Site information
- Type: Military Airfield
- Controlled by: United States Army Air Forces

Location
- Coordinates: 49°40′44″N 008°27′05″E﻿ / ﻿49.67889°N 8.45139°E

Site history
- Built: 1945
- Built by: IX Engineering Command
- In use: April–July 1945
- Materials: SOD/SMT

= Biblis Airfield =

Biblis Airfield is an abandoned World War II military airfield located in Germany, approximately 5 miles northeast of Worms (Rheinland-Pfalz); approximately 300 miles southwest of Berlin.

Bibliser Airfield, known in German as “Bibliser Flugplatz,” was built by the United States Army Air Forces at the site of a Wehrmacht Army Barracks (Biblis Kaserne). It was also the first USAAF airfield to be built in support of Seventh Army operations east of the Rhine River after two divisions crossed the river near Worms on 26 March 1945. It was a vital airfield used in the encirclement of the Ruhr Pocket during the Western Allied invasion of Germany, in which more than 300,000 German troops were taken as prisoners.

After being closed in July 1945, the facility was eventually abandoned. Today, it is the site of a sports complex to the south of Biblis.

==History==
The airfield was laid out very quickly at a captured German Army Barracks (Kaserne), just to the south of Biblis after the Rhine crossing. The 850th Engineer Aviation Battalion arrived at the site on 1 April 1945 and on 2 April they had laid down a 5000 ft square-mesh track and sod runway, using the captured army buildings as a support area. The airfield was designated as Advanced Landing Ground "Y-78 Biblis "

The Twelfth Air Force 27th Fighter Bomber Group moved in almost immediately with its A-36 Apache ground-attack aircraft (a version of the P-51C Mustang optimized for ground support) and began flying missions in the Ruhr. The 27th attacked enemy troop formations, motorized vehicles, armored vehicles and bridges to keep the German forces pinned down while the United States First and Ninth Armies moved up to meet the British XXIst Army Group coming down from the north. By 4 April the encirclement was complete, and for the next two weeks the pocket was made smaller and smaller, eventually forcing the surrender of over 300,000 German troops and their equipment.

The Allied victory in the Ruhr essentially eliminated serious opposition by the German Armed forces in Western Germany and afterward American ground forces swept east into Central Germany and Southern Germany, while British and Commonwealth forces moved into northern Germany against little organized resistance.

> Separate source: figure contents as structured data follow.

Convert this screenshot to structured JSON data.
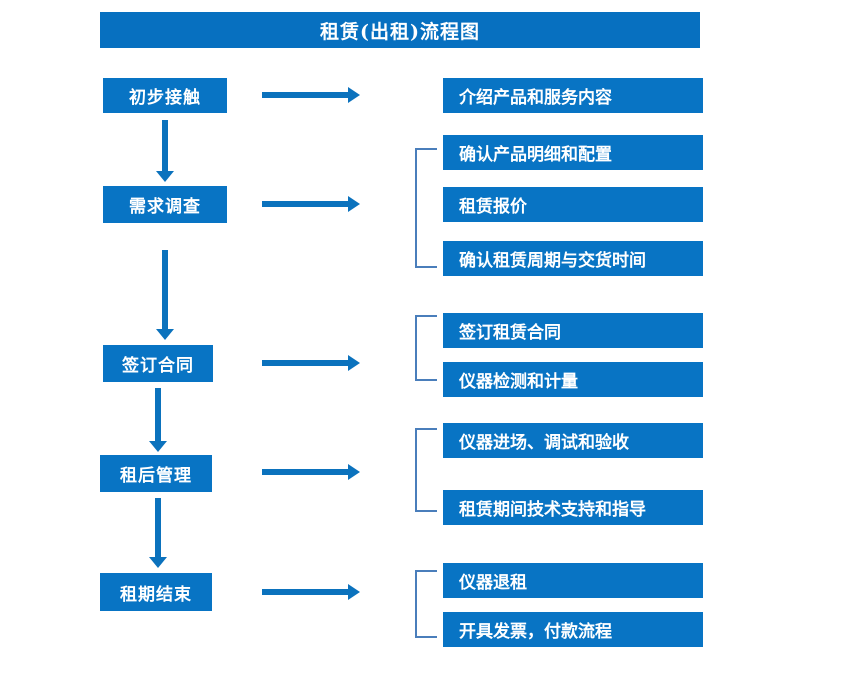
{
  "chart": {
    "title": "租赁(出租)流程图",
    "colors": {
      "title_bar": "#0770c0",
      "node_box": "#0874c4",
      "arrow": "#0b72bd",
      "bracket": "#4a7ebb",
      "node_text": "#ffffff",
      "background": "#ffffff"
    }
  },
  "stages": [
    {
      "id": "stage-1",
      "label": "初步接触"
    },
    {
      "id": "stage-2",
      "label": "需求调查"
    },
    {
      "id": "stage-3",
      "label": "签订合同"
    },
    {
      "id": "stage-4",
      "label": "租后管理"
    },
    {
      "id": "stage-5",
      "label": "租期结束"
    }
  ],
  "details": [
    {
      "id": "detail-1-1",
      "label": "介绍产品和服务内容"
    },
    {
      "id": "detail-2-1",
      "label": "确认产品明细和配置"
    },
    {
      "id": "detail-2-2",
      "label": "租赁报价"
    },
    {
      "id": "detail-2-3",
      "label": "确认租赁周期与交货时间"
    },
    {
      "id": "detail-3-1",
      "label": "签订租赁合同"
    },
    {
      "id": "detail-3-2",
      "label": "仪器检测和计量"
    },
    {
      "id": "detail-4-1",
      "label": "仪器进场、调试和验收"
    },
    {
      "id": "detail-4-2",
      "label": "租赁期间技术支持和指导"
    },
    {
      "id": "detail-5-1",
      "label": "仪器退租"
    },
    {
      "id": "detail-5-2",
      "label": "开具发票，付款流程"
    }
  ]
}
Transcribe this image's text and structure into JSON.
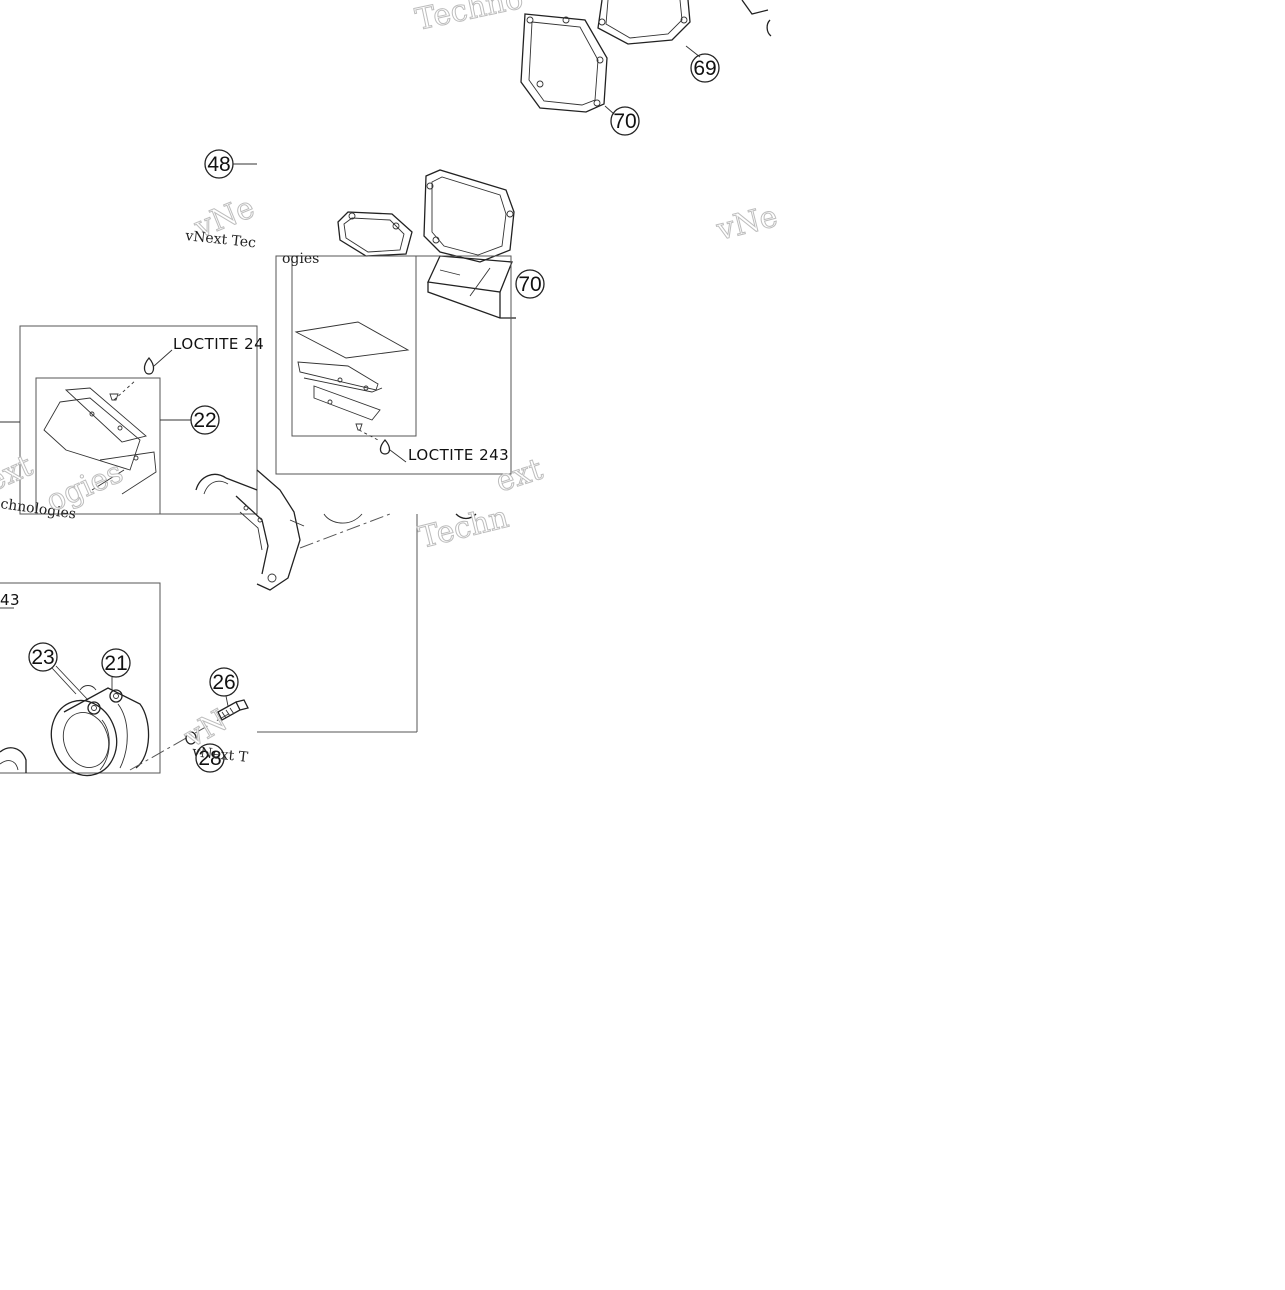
{
  "callouts": {
    "c69": "69",
    "c70_top": "70",
    "c48": "48",
    "c70_mid": "70",
    "c22": "22",
    "c23": "23",
    "c21": "21",
    "c26": "26",
    "c28": "28"
  },
  "notes": {
    "loctite_left": "LOCTITE 24",
    "loctite_right": "LOCTITE 243",
    "loctite_fragment": "43"
  },
  "watermarks": {
    "techno_top": "Techno",
    "vnext_mid": "vNe",
    "vnext_tec": "vNext Tec",
    "logies_mid": "ogies",
    "vnext_right": "vNe",
    "ext_left": "ext",
    "technologies_left": "chnologies",
    "logies_left": "ogies",
    "ext_right": "ext",
    "techn_right": "Techn",
    "vnext_bottom": "vNext T",
    "vn_bottom": "vN"
  }
}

The 27th Fighter Bomber Group continued operations from Biblis supporting American forces as they advanced through Germany until the end of combat on 7 May. The unit remained at the airfield until the end of June when it returned to the United States. The airfield was closed in July and abandoned.

After the war, the area was completely reconstructed and all of the military buildings, and airfield were removed. The site is now occupied by agricultural fields and a small forest. An antenna on the former airfield grounds is reportedly used by a German-American radio station . The airfield's HQ now shelters a restaurant, stables for horse riding and training.